Most people are very sincere who have a monthly pass. Sometimes they forget it. Should I make them pay, probably, but I’m not going to get bent out of shape about it.

There are people that scam the system and pat themselves on the back. To me, these people have thrown away their dignity and self respect.

I am, however, impressed at how observant you are. On some occasions you see transit drivers letting people on for free. Wow!

My question is, do you ever see a transit driver help an elderly person into his/her seat or up out of his/her seat?

Do you ever see a transit driver wait before leaving the stop, until someone gives up a seat for an elderly or someone with difficulties, even though the driver is running late and behind schedule?

Have you ever witnessed someone falling outside at a bus stop and seen the driver pull over and help the person and wait until an ambulance had come?

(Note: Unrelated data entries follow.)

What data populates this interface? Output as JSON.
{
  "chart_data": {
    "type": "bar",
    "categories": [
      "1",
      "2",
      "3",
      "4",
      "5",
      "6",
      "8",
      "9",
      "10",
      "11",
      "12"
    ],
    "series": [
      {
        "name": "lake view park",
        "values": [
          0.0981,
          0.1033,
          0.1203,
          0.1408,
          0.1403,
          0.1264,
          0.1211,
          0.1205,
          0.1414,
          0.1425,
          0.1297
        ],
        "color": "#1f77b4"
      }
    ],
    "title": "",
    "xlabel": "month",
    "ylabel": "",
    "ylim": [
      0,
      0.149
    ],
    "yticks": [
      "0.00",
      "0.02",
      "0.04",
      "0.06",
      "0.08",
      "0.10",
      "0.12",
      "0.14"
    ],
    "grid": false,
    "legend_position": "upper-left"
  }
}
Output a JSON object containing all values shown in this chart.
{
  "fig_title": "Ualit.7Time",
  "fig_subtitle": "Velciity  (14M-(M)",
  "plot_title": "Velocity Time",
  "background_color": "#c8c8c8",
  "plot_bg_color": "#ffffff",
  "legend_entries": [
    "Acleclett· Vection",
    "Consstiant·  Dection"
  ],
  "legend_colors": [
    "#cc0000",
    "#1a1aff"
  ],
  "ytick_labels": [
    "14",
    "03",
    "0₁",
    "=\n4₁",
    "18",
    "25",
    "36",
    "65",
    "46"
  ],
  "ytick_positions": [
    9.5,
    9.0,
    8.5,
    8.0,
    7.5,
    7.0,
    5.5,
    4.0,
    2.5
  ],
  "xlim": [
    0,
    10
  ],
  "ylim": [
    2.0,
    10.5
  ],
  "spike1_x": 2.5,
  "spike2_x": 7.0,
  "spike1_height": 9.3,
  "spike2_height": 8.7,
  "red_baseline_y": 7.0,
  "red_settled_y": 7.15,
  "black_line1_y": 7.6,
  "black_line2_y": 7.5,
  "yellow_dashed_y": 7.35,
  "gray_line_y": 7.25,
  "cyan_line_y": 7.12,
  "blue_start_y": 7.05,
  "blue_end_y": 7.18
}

And yet some passengers, knowing full well what has happened, have the nerve to ask the driver if the bus is going to be delayed.

Have you ever seen a transit driver ask someone if he can see their pass, only to get spat on?

Have you ever seen a transit driver get to the end of their line to find an intoxicated person sleeping in their bus? Then get help waking him up and getting him out into the fresh air? Then check the seat/floor where he was sitting/sleeping and found and returned their wallet or cell phone?

Have you ever seen a transit driver greet everyone with a smile, hello and a thank you?

If not, then I suspect you have never ridden on my bus – or maybe you have. However, all you see are the people who don’t pay.

Transit drivers’ jobs are to get passengers from point A to B safely. I believe all the transit drivers you had did just that. Otherwise, I’m sure you would take issue with that, instead of blithering on about fares.

 

Karnel Basi

 

Buses can’t run on time if drivers don’t focus on the road

 

I would like to challenge the picture that letter writer Mohammed Sahib is painting of bus drivers.

My husband is a bus driver and enjoys his job. He enjoys talking to people and giving directions to those who ask. I know, however, that there are dangers inherent to that job.

I do not speak for the company, but I know that drivers have been trained not to challenge passengers who get on without fare. Fare evasion is one of the largest catalysts for assault on a driver. Mr. Sahib seems to think that part of the driver’s job is to shake the fare out of the passengers. This is not my understanding of the training that drivers go through.

As for some of the assertions that Mr. Sahib is making, these can be explained by a simple understanding of the job. If a driver says, “whatever, I don’t care,” to a passenger who doesn’t want to pay, I don’t think the driver is showing apathy towards the job but a canny response using basic psychology. I ask you, which response would raise the ire of someone who already doesn’t expect to pay: a disapproving look and an assertion about fares paying their salaries; or a shrugged off response that says, “don’t take your beef out on me, man?”

Anyone with a dose of street smarts will choose the latter – I can’t think of anyone I know who relishes getting beaten up over a couple of bucks (that are not even theirs).

As for some of the other points Mr. Sahib raises, he should think of the tough scheduling drivers face and the demands on them to be on time.

Does he realize that often a driver may have a schedule that only allows a few minutes to grab a coffee, or use the bathroom?

Drivers don’t have the schedule of an office worker, who can get their two 15 minute coffee breaks and their hour for lunch.

I think if Mr. Sahib was always late (as he says he takes the bus every day) because his driver was hassling the customers about their fare or closing the bus to take his break instead of allowing passengers on to get out of the weather, he would have many more harsh things to say about the state of our transit.

I say to Mr. Sahib, be thankful you have dedicated drivers willing to put up with all sorts of people, and keep the buses running on time, and drive you safely through terrible traffic, and stop questioning whether they earn their salaries or not. Let me assure you, they do.